В номере 309 были желтые стены, выложенный желтой плиткой пол, темная деревянная мебель и желто-коричневые домотканые покрывала на кроватях. Между ними на тумбочке стояла слабенькая лампа, дававшая света не больше, чем светлячок. С потолка свешивалась еще одна, в желтом стеклянном плафоне. Стены были практически голыми, если не принимать во внимание зеркала, висевшие на высоте, видимо, рассчитанной на карлика, и деревянного барельефа распятого Христа с хорошо переданными муками первосвятителя. В углу находилась дверь в крошечную ванную; на бачке унитаза висела табличка „Пользоваться аккуратно!". Рядом с кроватями, узкими, как в детском саду, стояли фанерованный шкаф, стол с пепельницей и двумя красными пластиковыми гардениями в керамической вазе, два стула с прямыми спинками и маленький телевизор на железной подставке. Мало того что комната была уродливой, в ней к тому же было холодно.

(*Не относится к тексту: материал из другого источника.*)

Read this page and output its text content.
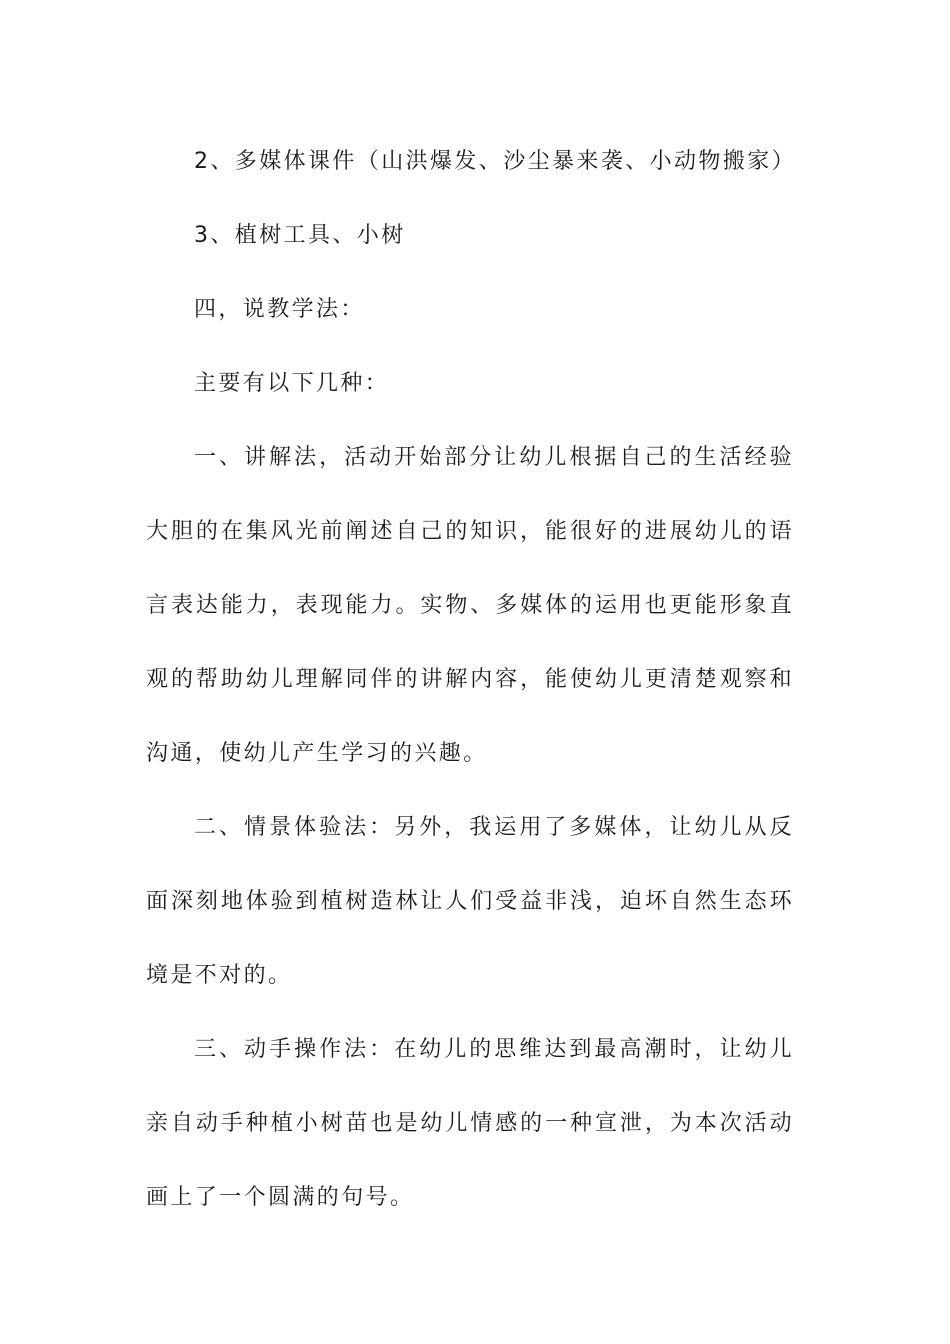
2、多媒体课件（山洪爆发、沙尘暴来袭、小动物搬家）

3、植树工具、小树

四，说教学法：

主要有以下几种：

一、讲解法，活动开始部分让幼儿根据自己的生活经验大胆的在集风光前阐述自己的知识，能很好的进展幼儿的语言表达能力，表现能力。实物、多媒体的运用也更能形象直观的帮助幼儿理解同伴的讲解内容，能使幼儿更清楚观察和沟通，使幼儿产生学习的兴趣。

二、情景体验法：另外，我运用了多媒体，让幼儿从反面深刻地体验到植树造林让人们受益非浅，迫坏自然生态环境是不对的。

三、动手操作法：在幼儿的思维达到最高潮时，让幼儿亲自动手种植小树苗也是幼儿情感的一种宣泄，为本次活动画上了一个圆满的句号。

Фрэнсис бросила чемодан на одну из кроватей и сказала, обращаясь к комнате:
– Если бы я сама за тебя платила, я бы не осталась здесь ни на секунду.
Она прошла к окну и открыла внутрь высокие створки. За ними обнаружились мятая сетка и плотно затворенные от зимнего холода ставни. Фрэнсис с трудом распахнула их и выглянула наружу. Она вдохнула воздух. Воздух Севильи. Он не пахнул ничем, кроме холода. „Конечно, – подумала Фрэнсис, – неправильно было бы ожидать декабрьским вечером запах апельсиновых деревьев, жаренного на древесном угле мяса и ослиного навоза, но все же это путешествие могло бы быть более приятным. Я с равным успехом могла бы оказаться в любом другом уголке Европы, – сказала она себе, – и в такой же гостинице, которая по уродливости, негостеприимности и отсутствию тепла никого не смогла бы удовлетворить, разве что совсем отчаявшихся людей".